For the purposes of having an "on-premise" copy of the CI DWH, we need to re-create OCI DWH schemas, tables, views, stored procedures, etcetera ... on another MySQL Database Instance (which might even be AWS MySQL.) Then we can use the Cloud Insights REST ODATA APIs to get the table data, do a little bit of transformation to the data, and insert the data into the tables. And - voila - we have an "on-premise" copy of our CI DWH. Since it is easiest to get the 'create database', 'create table', 'create view' commands from the OCI DWH (and they should be very close to CI DWH), this is why we use the OCI DWH.
Note: We don't simply backup and restore from the OCI DWH, because things will have different IDs in OCI to what they have in CI. We just want to create the schemas, tables, views, and anything else, and then populate it with data (using CI's REST ODATA API.) But ... maybe that would have been a better approach and just truncate all the tables and set auto_increments to 1. If you want to try the truncate method, this is pretty much all you need to know: How To Copy a MySQL Database (mysqltutorial.org)
1) Re-Creating the Schemas
Acquire the output of -
show create schema SCHEMA_NAME;
- for every schema and run these commands.
2) Re-Creating the Tables
This is more challenging because you might have a lot of tables. I'm using dwh_custom here, and have highlighted anything you might want to modify for your own purposes.
1) First to get the show create table commands running MySQL from the command line:
set sqlquery="SELECT CONCAT('show create table ',TABLE_SCHEMA,'.',TABLE_NAME,';') FROM information_schema.tables WHERE TABLE_SCHEMA = 'dwh_custom' AND TABLE_TYPE = 'BASE TABLE'"
set outfile=Z:\dwh_custom.get_show_create_tables.txt
And run from the command prompt (might need to run from where your MySQL.exe is, if you don't have the path configured)>
MYSQL -uUSERNAME -pPASSWORD -hHOST -e %sqlquery% > %outfile%
2) Then get the create table outputs:
set outfile=Z:\dwh_custom.get_create_tables.txt
Basically, you need to wrap the output from the 1 (each line) with:
MYSQL -uUSERNAME -pPASSWORD -hHOST -e "SHOW CREATE TABLE..." >> %outfile%
- TIP 1: Use Notepad++ to add the first part
- TIP 2: Do a replace all on ; to add the end part
And copy and paste everything into the command prompt.
3) Creating the tables:
The output from 2 needs a bit of parsing.
- Replace the line 'Table Create Table' with nothing
- Replace all the \n with nothing
- Get rid of everything before CREATE TABLE
- Replace "CREATE TABLE " with "CREATE TABLE IF NOT EXISTS dwh_custom."
- Put ";" on the end
- Delete AUTO_INCREMENT=XXXXX (it will reinitialize back to 1 once you start inserting data) (An easier solution would just be to reset the AUTO_INCREMENT back to 1: ALTER TABLE table_name AUTO_INCREMENT = 1;)
- Look out for FOREIGN KEY. If a 'create table' has a REFERENCES, the referenced table needs to be created first! (Or you could just keep reapplying the table creates until you've reached the correct number.
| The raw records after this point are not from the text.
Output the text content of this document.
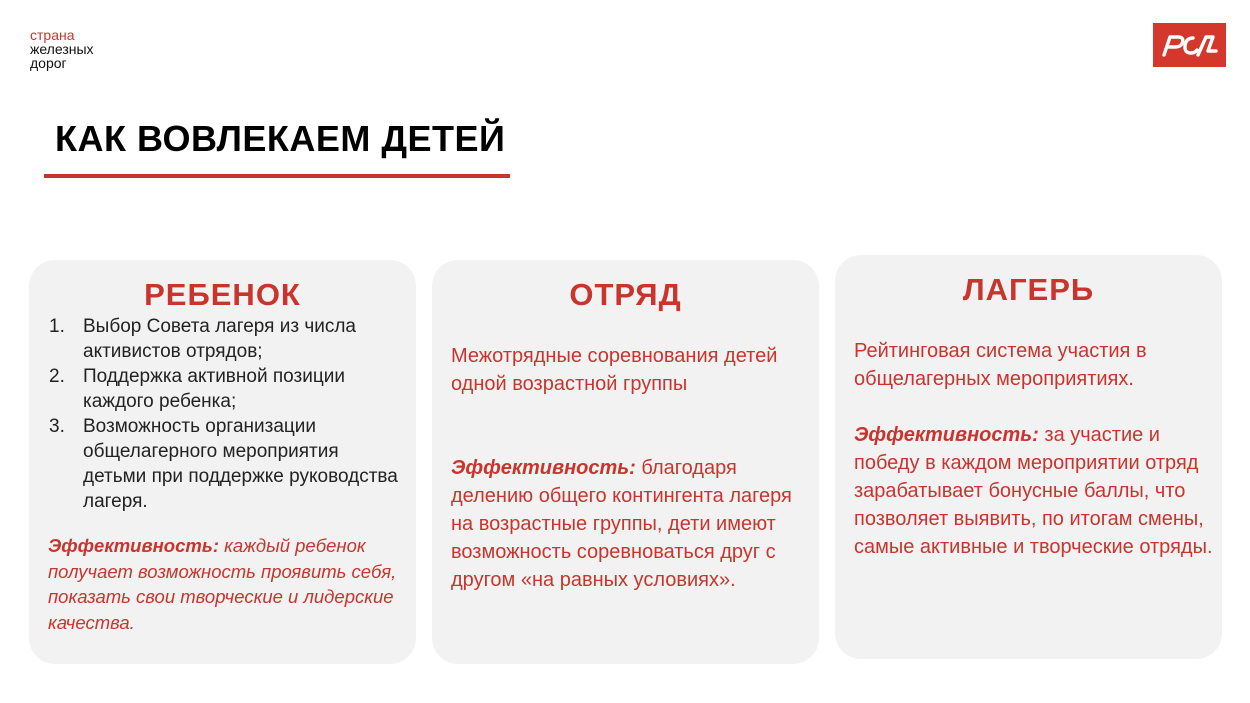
страна
железных
дорог
КАК ВОВЛЕКАЕМ ДЕТЕЙ
РЕБЕНОК
1. Выбор Совета лагеря из числа активистов отрядов;
2. Поддержка активной позиции каждого ребенка;
3. Возможность организации общелагерного мероприятия детьми при поддержке руководства лагеря.

Эффективность: каждый ребенок получает возможность проявить себя, показать свои творческие и лидерские качества.

ОТРЯД

Межотрядные соревнования детей одной возрастной группы

Эффективность: благодаря делению общего контингента лагеря на возрастные группы, дети имеют возможность соревноваться друг с другом «на равных условиях».

ЛАГЕРЬ

Рейтинговая система участия в общелагерных мероприятиях.

Эффективность: за участие и победу в каждом мероприятии отряд зарабатывает бонусные баллы, что позволяет выявить, по итогам смены, самые активные и творческие отряды.
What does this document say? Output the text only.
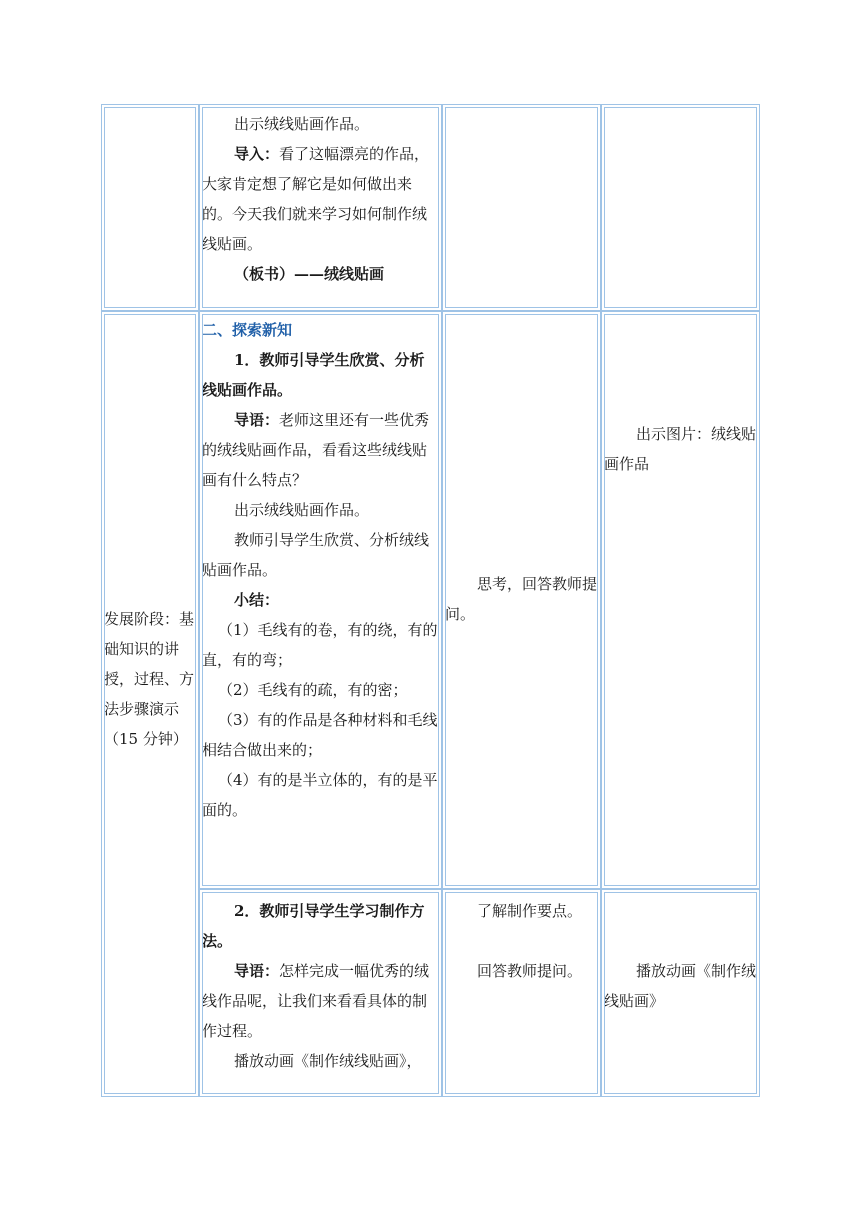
出示绒线贴画作品。

导入：看了这幅漂亮的作品，大家肯定想了解它是如何做出来的。今天我们就来学习如何制作绒线贴画。

（板书）——绒线贴画

发展阶段：基础知识的讲授，过程、方法步骤演示 （15 分钟）

二、探索新知

1．教师引导学生欣赏、分析线贴画作品。

导语：老师这里还有一些优秀的绒线贴画作品，看看这些绒线贴画有什么特点？

出示绒线贴画作品。

教师引导学生欣赏、分析绒线贴画作品。

小结：

（1）毛线有的卷，有的绕，有的直，有的弯；

（2）毛线有的疏，有的密；

（3）有的作品是各种材料和毛线相结合做出来的；

（4）有的是半立体的，有的是平面的。

思考，回答教师提问。

出示图片：绒线贴画作品

2．教师引导学生学习制作方法。

导语：怎样完成一幅优秀的绒线作品呢，让我们来看看具体的制作过程。

播放动画《制作绒线贴画》，

了解制作要点。

回答教师提问。	播放动画《制作绒线贴画》
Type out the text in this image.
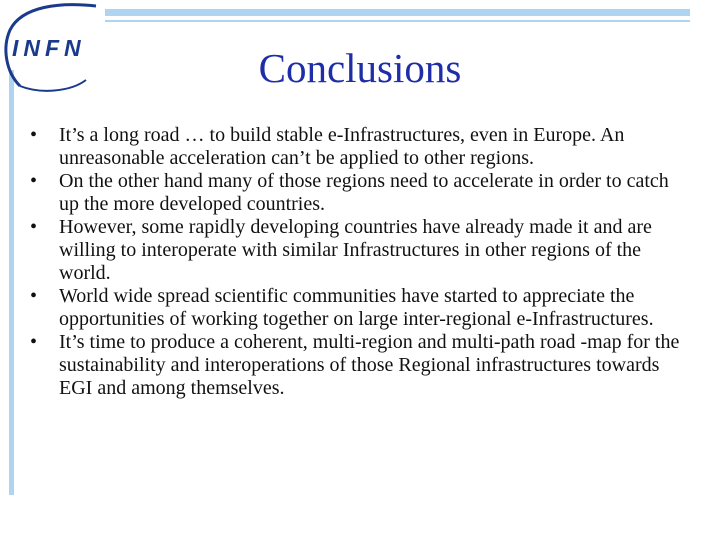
INFN	Conclusions
• It’s a long road … to build stable e-Infrastructures, even in Europe. An unreasonable acceleration can’t be applied to other regions.
• On the other hand many of those regions need to accelerate in order to catch up the more developed countries.
• However, some rapidly developing countries have already made it and are willing to interoperate with similar Infrastructures in other regions of the world.
• World wide spread scientific communities have started to appreciate the opportunities of working together on large inter-regional e-Infrastructures.
• It’s time to produce a coherent, multi-region and multi-path road -map for the sustainability and interoperations of those Regional infrastructures towards EGI and among themselves.
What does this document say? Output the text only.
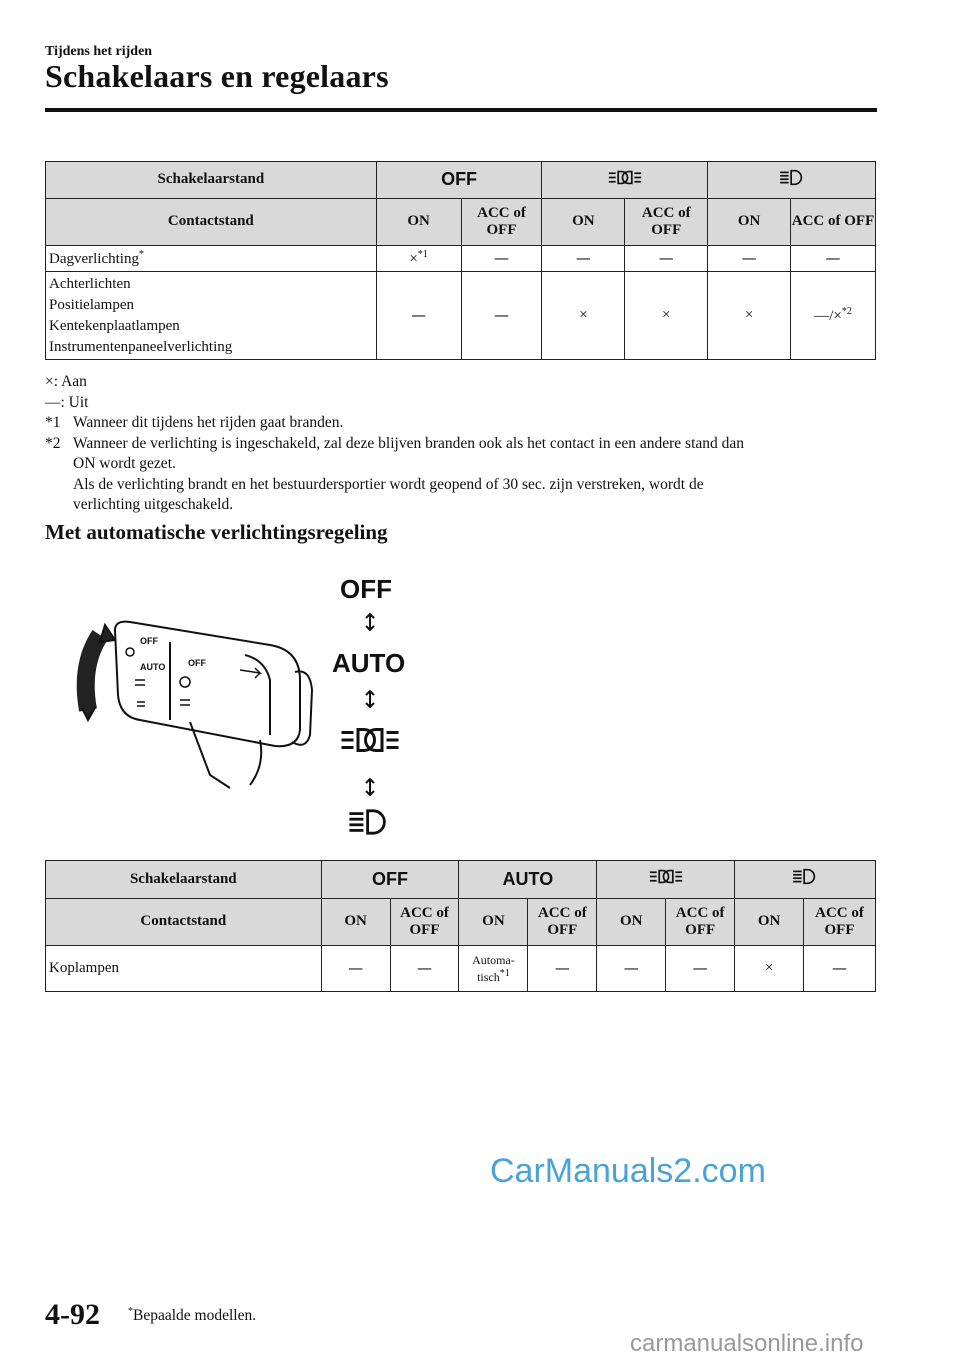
Tijdens het rijden
Schakelaars en regelaars
Schakelaarstand	OFF		
Contactstand	ON	ACC of OFF	ON	ACC of OFF	ON	ACC of OFF
Dagverlichting*	×$^{*1}$	—	—	—	—	—

Achterlichten
Positielampen
Kentekenplaatlampen
Instrumentenpaneelverlichting	—	—	×	×	×	—/×$^{*2}$
×: Aan
—: Uit
*1 Wanneer dit tijdens het rijden gaat branden.
*2 Wanneer de verlichting is ingeschakeld, zal deze blijven branden ook als het contact in een andere stand dan
ON wordt gezet.
Als de verlichting brandt en het bestuurdersportier wordt geopend of 30 sec. zijn verstreken, wordt de
verlichting uitgeschakeld.
Met automatische verlichtingsregeling
OFF
AUTO	OFF
OFF
AUTO
Schakelaarstand	OFF		AUTO		
Contactstand	ON	ACC of OFF	ON	ACC of OFF	ON	ACC of OFF	ON	ACC of OFF
Koplampen	—	—	Automa-
tisch$^{*1}$	—	—	—	×	—
CarManuals2.com
4-92	*Bepaalde modellen.
carmanualsonline.info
If a table refers to another schema - which is rare but does happen - that table will not be possible to create until after you've created the table in the other schema.)
- Run the content in MySQL to create all the tables
Note: This can be done mostly with the simple PowerShell function (actually two functions) below, except for setting the AUTO_INCREMENT back to 1. Paste the sub-function and main-function into your PowerShell command line, and simply run it as:
PS> ProcessCreateTables FILEPATH SCHEMANAME | out-file output.txt
FUNCTION ProcessLine{
$L = $Args[0]; $S = $Args[1]
If($L.StartsWith("Table")){RETURN $NULL}
$L = $L.replace("\n","")
$L = $L.split("`t")[1]
$L = $L.replace("CREATE TABLE ","CREATE TABLE IF NOT EXISTS $S.")
$L = $L + ";"
RETURN $L
}
FUNCTION ProcessCreateTables{
Param(
[Parameter(Mandatory)][String]$FilePath,
[Parameter(Mandatory)][String]$SchemaName
)
IF(!(Test-Path $FilePath)){RETURN "$FilePath does not exist - exiting!"}
[System.Array]$FileContent = Get-Content $FilePath
[System.Array]$NewContent = @()
$FileContent | FOREACH{
$NewContent += (ProcessLine $_ $SchemaName)
}
RETURN $NewContent
}
Tables created!
Note: I actually ran this for 80 tables in a dwh_custom and had two errors. The two errors were both:
ERROR 1215 (HY000): Cannot add foreign key constraint
And it simply means that the table you wanted to add, couldn't be added at that time because the table with the referred to foreign key didn't yet exist. Re-run the CREATE TABLE command and it should just work. I added this as point 7 above.
Since we're just making a copy, arguably we don't need these foreign key constraints.